Buku dengan judul Max Havelaar ini ditulis setelah selama 18 tahun ia mengabdi sebagai pegawai pemerintah Hindia Belanda. Terbit pertama kali pada tahun 1868 dengan nama pena Multatuli yang artinya 'aku menderita'. Dikemas dalam bentuk novel, tetapi penulis megakui bahwa isinya adalah fakta. Fakta tentang kekejaman pemerintah kolonial yang sewenang-wenang menyalahgunakan kekuasaan; menerapkan sistem tanam paksa yang membuat pribumi menderita, miskin, kelaparan, sakit-sakitan, ada yang tidak diberi upah, ada pula yang diberi upah tapi disunat oleh pejabatnya; merampas harta para pribumi; serta berbagai ketidakadilan, penindasan dan kebobrokan lainnya. Sementara para pejabat pribumi, seperti Bupati, bukannya membela rakyat yang jelas-jelas tertindas, justru memanfaatkan jabatannya untuk memperkaya diri sendiri, bermental penjilat terhadap kekuasaan, menulis laporan kepada pemerintah yang dibuat-buat seolah semuanya damai dan aman-aman saja.
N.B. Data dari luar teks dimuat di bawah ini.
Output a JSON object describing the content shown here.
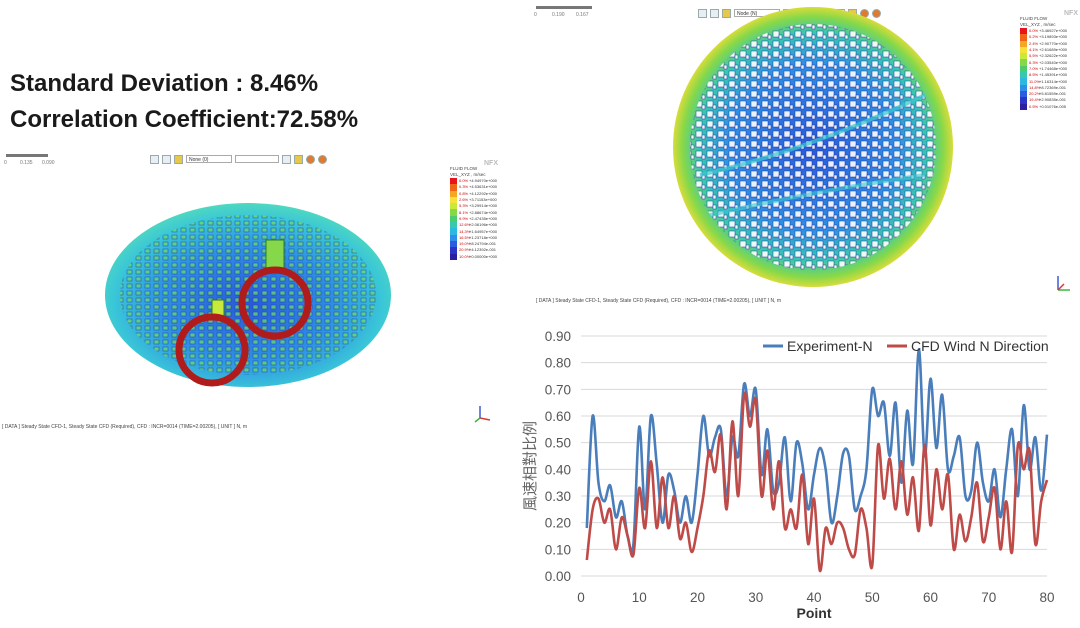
{
  "stats": {
    "std_dev": "Standard  Deviation : 8.46%",
    "correlation": "Correlation Coefficient:72.58%"
  },
  "left_panel": {
    "scale_labels": [
      "0",
      "0.135",
      "0.090"
    ],
    "dropdown": "None (0)",
    "legend_header": [
      "FLUID FLOW",
      "VEL_XYZ , m/sec"
    ],
    "legend_brand": "NFX",
    "legend_values": [
      "+4.94970e+000",
      "+4.53631e+000",
      "+4.12292e+000",
      "+3.71153e+000",
      "+3.29914e+000",
      "+2.88674e+000",
      "+2.47435e+000",
      "+2.06196e+000",
      "+1.64957e+000",
      "+1.23718e+000",
      "+8.24794e-001",
      "+4.12392e-001",
      "+0.00000e+000"
    ],
    "legend_pcts": [
      "0.0%",
      "0.3%",
      "0.8%",
      "2.6%",
      "5.3%",
      "8.1%",
      "9.9%",
      "12.6%",
      "14.3%",
      "16.5%",
      "19.0%",
      "20.9%",
      "10.0%"
    ],
    "legend_colors": [
      "#e8141c",
      "#f06418",
      "#f5a623",
      "#f6e23a",
      "#c8e83a",
      "#86d84a",
      "#4ccc6c",
      "#38c8b0",
      "#2cb8e0",
      "#2e8fe8",
      "#2d5ce0",
      "#2c34c8",
      "#2a1fa0"
    ],
    "status": "[ DATA ]  Steady State CFD-1,  Steady State CFD (Required),  CFD : INCR=0014 (TIME=2.00205),  [ UNIT ]   N, m"
  },
  "right_panel": {
    "scale_labels": [
      "0",
      "0.190",
      "0.167"
    ],
    "dropdown": "Node (N)",
    "legend_header": [
      "FLUID FLOW",
      "VEL_XYZ , m/sec"
    ],
    "legend_brand": "NFX",
    "legend_values": [
      "+3.46927e+000",
      "+3.19893e+000",
      "+2.90770e+000",
      "+2.61689e+000",
      "+2.32622e+000",
      "+2.03540e+000",
      "+1.74468e+000",
      "+1.45391e+000",
      "+1.16314e+000",
      "+8.72369e-001",
      "+5.81559e-001",
      "+2.90835e-001",
      "+0.01076e-005"
    ],
    "legend_pcts": [
      "0.0%",
      "0.2%",
      "2.4%",
      "4.1%",
      "5.5%",
      "6.3%",
      "7.0%",
      "8.5%",
      "11.0%",
      "14.8%",
      "20.2%",
      "19.4%",
      "0.5%"
    ],
    "legend_colors": [
      "#e8141c",
      "#f06418",
      "#f5a623",
      "#f6e23a",
      "#c8e83a",
      "#86d84a",
      "#4ccc6c",
      "#38c8b0",
      "#2cb8e0",
      "#2e8fe8",
      "#2d5ce0",
      "#2c34c8",
      "#2a1fa0"
    ],
    "status": "[ DATA ]  Steady State CFD-1,  Steady State CFD (Required),  CFD : INCR=0014 (TIME=2.00205),  [ UNIT ]   N, m"
  },
  "chart_data": {
    "type": "line",
    "xlabel": "Point",
    "ylabel": "風速相對比例",
    "xlim": [
      0,
      80
    ],
    "ylim": [
      0,
      0.9
    ],
    "xticks": [
      0,
      10,
      20,
      30,
      40,
      50,
      60,
      70,
      80
    ],
    "yticks": [
      "0.00",
      "0.10",
      "0.20",
      "0.30",
      "0.40",
      "0.50",
      "0.60",
      "0.70",
      "0.80",
      "0.90"
    ],
    "legend_position": "top-right",
    "grid": "horizontal",
    "x": [
      1,
      2,
      3,
      4,
      5,
      6,
      7,
      8,
      9,
      10,
      11,
      12,
      13,
      14,
      15,
      16,
      17,
      18,
      19,
      20,
      21,
      22,
      23,
      24,
      25,
      26,
      27,
      28,
      29,
      30,
      31,
      32,
      33,
      34,
      35,
      36,
      37,
      38,
      39,
      40,
      41,
      42,
      43,
      44,
      45,
      46,
      47,
      48,
      49,
      50,
      51,
      52,
      53,
      54,
      55,
      56,
      57,
      58,
      59,
      60,
      61,
      62,
      63,
      64,
      65,
      66,
      67,
      68,
      69,
      70,
      71,
      72,
      73,
      74,
      75,
      76,
      77,
      78,
      79,
      80
    ],
    "series": [
      {
        "name": "Experiment-N",
        "color": "#4a7ebb",
        "values": [
          0.18,
          0.6,
          0.35,
          0.28,
          0.34,
          0.22,
          0.28,
          0.15,
          0.12,
          0.56,
          0.25,
          0.6,
          0.42,
          0.2,
          0.38,
          0.32,
          0.2,
          0.3,
          0.2,
          0.38,
          0.6,
          0.45,
          0.52,
          0.55,
          0.3,
          0.52,
          0.45,
          0.72,
          0.6,
          0.7,
          0.38,
          0.55,
          0.32,
          0.35,
          0.52,
          0.28,
          0.5,
          0.42,
          0.25,
          0.38,
          0.48,
          0.4,
          0.2,
          0.3,
          0.46,
          0.45,
          0.25,
          0.3,
          0.4,
          0.7,
          0.6,
          0.65,
          0.45,
          0.65,
          0.35,
          0.62,
          0.42,
          0.85,
          0.45,
          0.74,
          0.48,
          0.68,
          0.4,
          0.45,
          0.52,
          0.3,
          0.32,
          0.5,
          0.35,
          0.28,
          0.4,
          0.22,
          0.4,
          0.55,
          0.3,
          0.64,
          0.4,
          0.52,
          0.32,
          0.53
        ]
      },
      {
        "name": "CFD Wind N Direction",
        "color": "#be4b48",
        "values": [
          0.06,
          0.25,
          0.29,
          0.2,
          0.25,
          0.1,
          0.22,
          0.15,
          0.08,
          0.33,
          0.18,
          0.43,
          0.18,
          0.37,
          0.18,
          0.3,
          0.14,
          0.2,
          0.09,
          0.18,
          0.3,
          0.47,
          0.39,
          0.53,
          0.25,
          0.58,
          0.3,
          0.68,
          0.56,
          0.66,
          0.3,
          0.47,
          0.25,
          0.43,
          0.18,
          0.25,
          0.18,
          0.38,
          0.12,
          0.29,
          0.02,
          0.18,
          0.12,
          0.2,
          0.18,
          0.1,
          0.08,
          0.25,
          0.18,
          0.04,
          0.49,
          0.29,
          0.44,
          0.25,
          0.43,
          0.23,
          0.37,
          0.17,
          0.49,
          0.19,
          0.4,
          0.25,
          0.38,
          0.1,
          0.23,
          0.13,
          0.22,
          0.35,
          0.13,
          0.22,
          0.33,
          0.1,
          0.28,
          0.09,
          0.49,
          0.4,
          0.47,
          0.12,
          0.28,
          0.36
        ]
      }
    ]
  }
}
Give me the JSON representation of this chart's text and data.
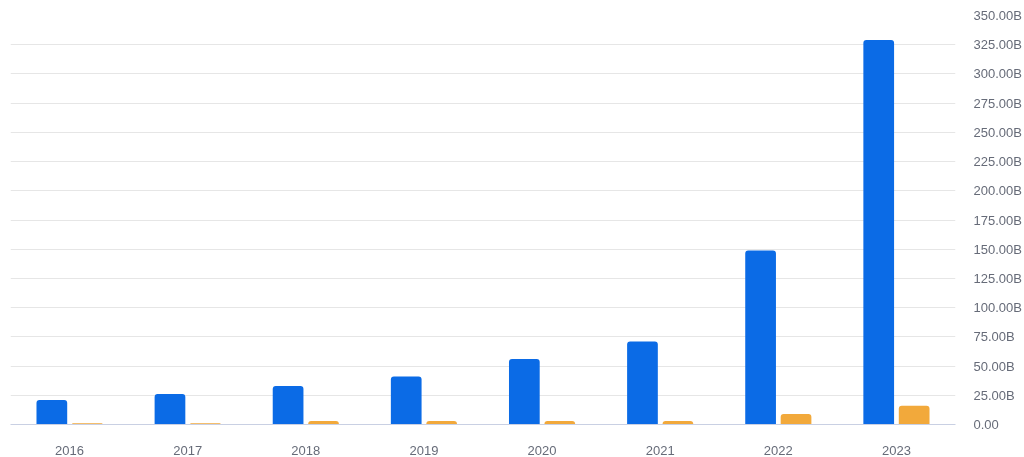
{
  "chart_data": {
    "type": "bar",
    "categories": [
      "2016",
      "2017",
      "2018",
      "2019",
      "2020",
      "2021",
      "2022",
      "2023"
    ],
    "series": [
      {
        "color": "#0b6be6",
        "values": [
          21,
          26,
          33,
          41,
          56,
          71,
          149,
          329
        ]
      },
      {
        "color": "#f2a93b",
        "values": [
          1,
          1,
          3,
          3,
          3,
          3,
          9,
          16
        ]
      }
    ],
    "ylim": [
      0,
      350
    ],
    "yticks": [
      {
        "value": 0,
        "label": "0.00"
      },
      {
        "value": 25,
        "label": "25.00B"
      },
      {
        "value": 50,
        "label": "50.00B"
      },
      {
        "value": 75,
        "label": "75.00B"
      },
      {
        "value": 100,
        "label": "100.00B"
      },
      {
        "value": 125,
        "label": "125.00B"
      },
      {
        "value": 150,
        "label": "150.00B"
      },
      {
        "value": 175,
        "label": "175.00B"
      },
      {
        "value": 200,
        "label": "200.00B"
      },
      {
        "value": 225,
        "label": "225.00B"
      },
      {
        "value": 250,
        "label": "250.00B"
      },
      {
        "value": 275,
        "label": "275.00B"
      },
      {
        "value": 300,
        "label": "300.00B"
      },
      {
        "value": 325,
        "label": "325.00B"
      },
      {
        "value": 350,
        "label": "350.00B"
      }
    ],
    "grid": "y"
  }
}
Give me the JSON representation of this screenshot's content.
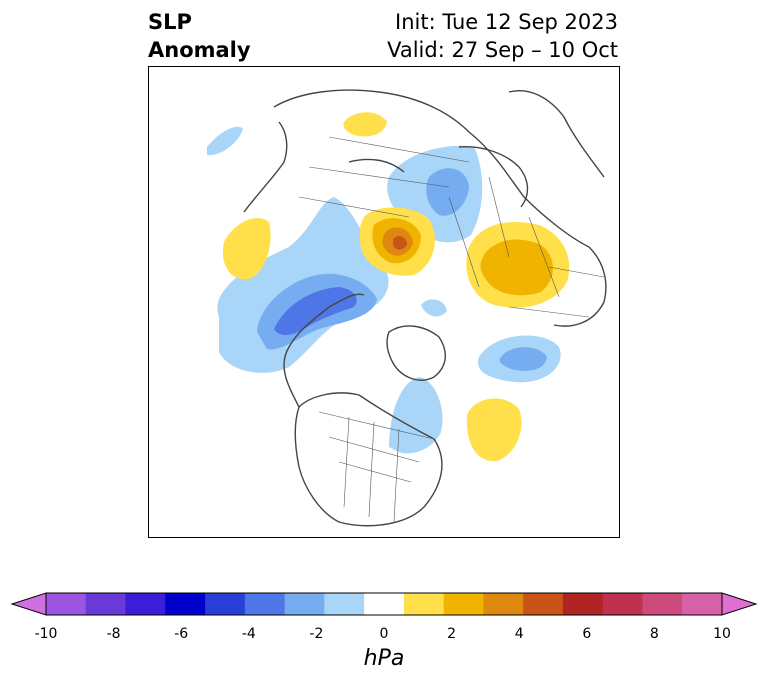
{
  "title": {
    "left_line1": "SLP",
    "left_line2": "Anomaly",
    "right_line1": "Init: Tue 12 Sep 2023",
    "right_line2": "Valid: 27 Sep – 10 Oct"
  },
  "colorbar": {
    "unit": "hPa",
    "ticks": [
      "-10",
      "-8",
      "-6",
      "-4",
      "-2",
      "0",
      "2",
      "4",
      "6",
      "8",
      "10"
    ],
    "colors": [
      "#d070e0",
      "#9c55e0",
      "#6a3ad8",
      "#3a1ed8",
      "#0000cc",
      "#2a3ed8",
      "#4f76e6",
      "#76adf0",
      "#a9d6f8",
      "#ffffff",
      "#ffe04a",
      "#f0b400",
      "#de8810",
      "#c85418",
      "#b02424",
      "#c03050",
      "#cc4a7c",
      "#d862aa",
      "#e070d0"
    ]
  },
  "map_features": {
    "anomaly_icon": "pressure-anomaly-contours",
    "land_icon": "coastline-outline"
  }
}
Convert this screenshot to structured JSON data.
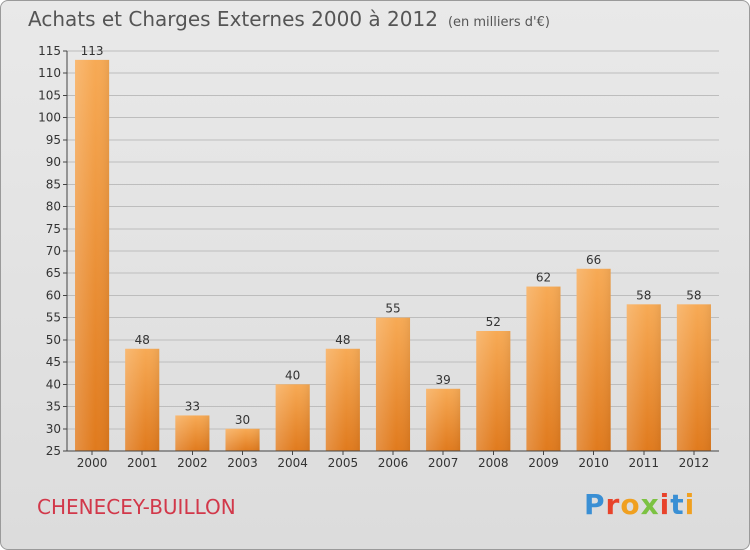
{
  "header": {
    "title": "Achats et Charges Externes 2000 à 2012",
    "unit": "(en milliers d'€)"
  },
  "footer": {
    "city": "CHENECEY-BUILLON",
    "logo": "Proxiti",
    "logo_colors": [
      "#3a8fd4",
      "#e8432b",
      "#f0a020",
      "#7cc242",
      "#e8432b",
      "#3a8fd4",
      "#f0a020"
    ]
  },
  "colors": {
    "bar_top": "#f7aa55",
    "bar_bottom": "#e07a1d",
    "grid": "#bdbdbd",
    "axis": "#444444"
  },
  "chart_data": {
    "type": "bar",
    "title": "Achats et Charges Externes 2000 à 2012",
    "subtitle": "(en milliers d'€)",
    "xlabel": "",
    "ylabel": "",
    "categories": [
      "2000",
      "2001",
      "2002",
      "2003",
      "2004",
      "2005",
      "2006",
      "2007",
      "2008",
      "2009",
      "2010",
      "2011",
      "2012"
    ],
    "values": [
      113,
      48,
      33,
      30,
      40,
      48,
      55,
      39,
      52,
      62,
      66,
      58,
      58
    ],
    "ylim": [
      25,
      115
    ],
    "yticks": [
      25,
      30,
      35,
      40,
      45,
      50,
      55,
      60,
      65,
      70,
      75,
      80,
      85,
      90,
      95,
      100,
      105,
      110,
      115
    ],
    "grid": true,
    "data_labels": true
  }
}
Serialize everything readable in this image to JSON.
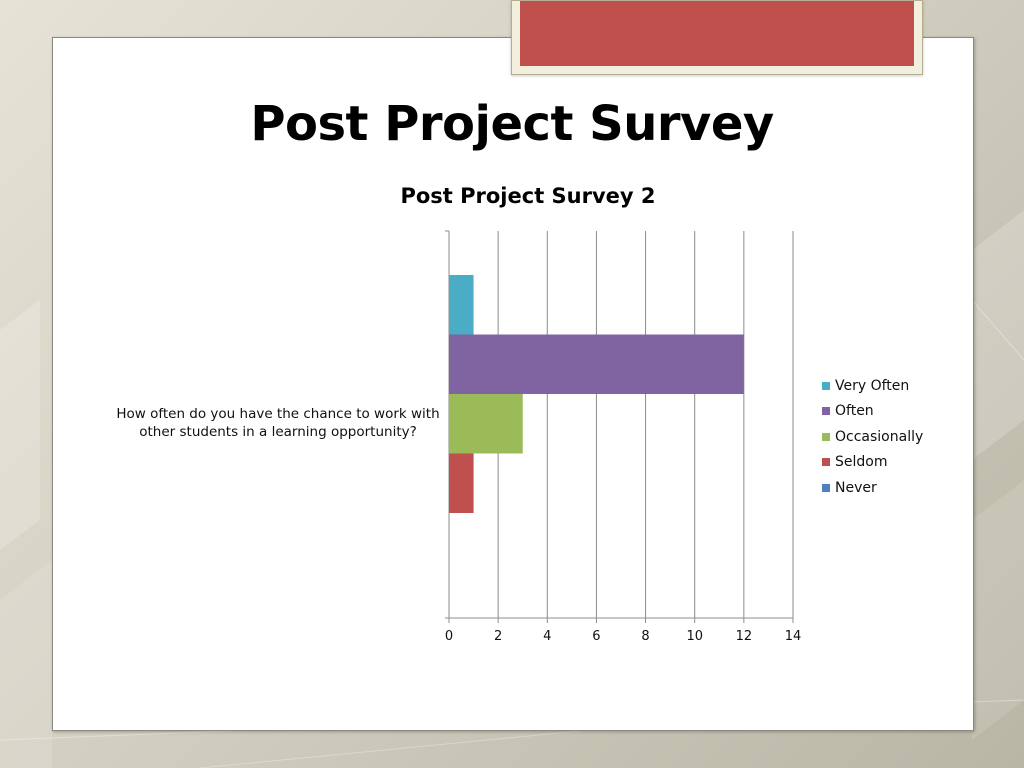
{
  "slide": {
    "title": "Post Project Survey",
    "accent_color": "#c0504d"
  },
  "chart_data": {
    "type": "bar",
    "orientation": "horizontal",
    "title": "Post Project Survey 2",
    "categories": [
      "How often do you have the chance to work with other students in a learning opportunity?"
    ],
    "series": [
      {
        "name": "Very Often",
        "values": [
          1
        ],
        "color": "#4bacc6"
      },
      {
        "name": "Often",
        "values": [
          12
        ],
        "color": "#8064a2"
      },
      {
        "name": "Occasionally",
        "values": [
          3
        ],
        "color": "#9bbb59"
      },
      {
        "name": "Seldom",
        "values": [
          1
        ],
        "color": "#c0504d"
      },
      {
        "name": "Never",
        "values": [
          0
        ],
        "color": "#4f81bd"
      }
    ],
    "xlim": [
      0,
      14
    ],
    "xticks": [
      0,
      2,
      4,
      6,
      8,
      10,
      12,
      14
    ],
    "grid": true,
    "legend_position": "right"
  }
}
Kisah Max Havelaar dibuka dengan karakter seorang makelar kopi yang sukses di kota Amsterdam, yang bernama B. Droogstoppel. Suatu hari Droogstoppel  berjumpa dengan Mr. Sjaalman yang ternyata adalah sahabat kecilnya, tapi ia menghindarinya karena Sjaalman terlihat miskin sehingga dianggap tidak baik untuk kelangsungan bisnisnya. Namun, beberapa hari kemudian Mr. Sjaalman membawa tumpukan manuskrip ke rumah Droogstoppel untuk meminta diterbitkan menjadi buku. Droogstoppel awalnya tertarik karena banyak catatan tentang informasi perdagangan kopi di Hinida Belanda. Lalu Droogstoppel meminta bantuan kerabatnya untuk menyusun manuskrip itu mejadi buku dan ditemukanlah diantara tumpukan manuskrip itu, kisah-kisah kelam yang terjadi di Hindia nan jauh disana. 

Pembaca kemudian dibawa ke dalam kisah kehidupan Max Havelaar yang dipindahtugaskan dari daerah Natal, Sumatera ke daerah Lebak, Banten. Ia ditugaskan sebagai asisten residen, kemudian dalam sumpah jabatanya, ia bersumpah akan menegakkan keadilan. Semenjak itu ia dihadapkan pada dilema antara hati nuraninya dan prinsp pemerintah. Idealisme kemanusiaannya menjerit ketika melihat kemiskinan dan kelaparan para pribumi, tidak jarang ia menolong mereka padahal Havelaar pun hidupnya miskin. Bukan tanpa usaha, berkali-kali ia mencoba protes kepada residen ataupun bupati, hingga pada puncaknya ia memberanikan diri menyurati Residen Banten untuk menindaklanjuti Bupati Lebak dan menantunya karena diduga terlibat dalam pemerasan dan kesewenang-wenangan terhadap tenaga kerja rakyatnya. 


“Saya terjepit antara hati nurani dan prinsip pemerintah yang harus saya patuhi selama saya belum bebas dari jabatan saya.”

-Multatuli


Kisah Max Havelaar ini kemudian ditutup dengan surat pengunduran dirinya kepada Gubernur Jenderal karena tidak tahan lagi dengan ketidakadilan yang terjadi kepada pribumi dan kepada dirinya sendiri. Ia memilih mundur satu langkah untuk kemudian melompat tinggi dengan tulisannya. 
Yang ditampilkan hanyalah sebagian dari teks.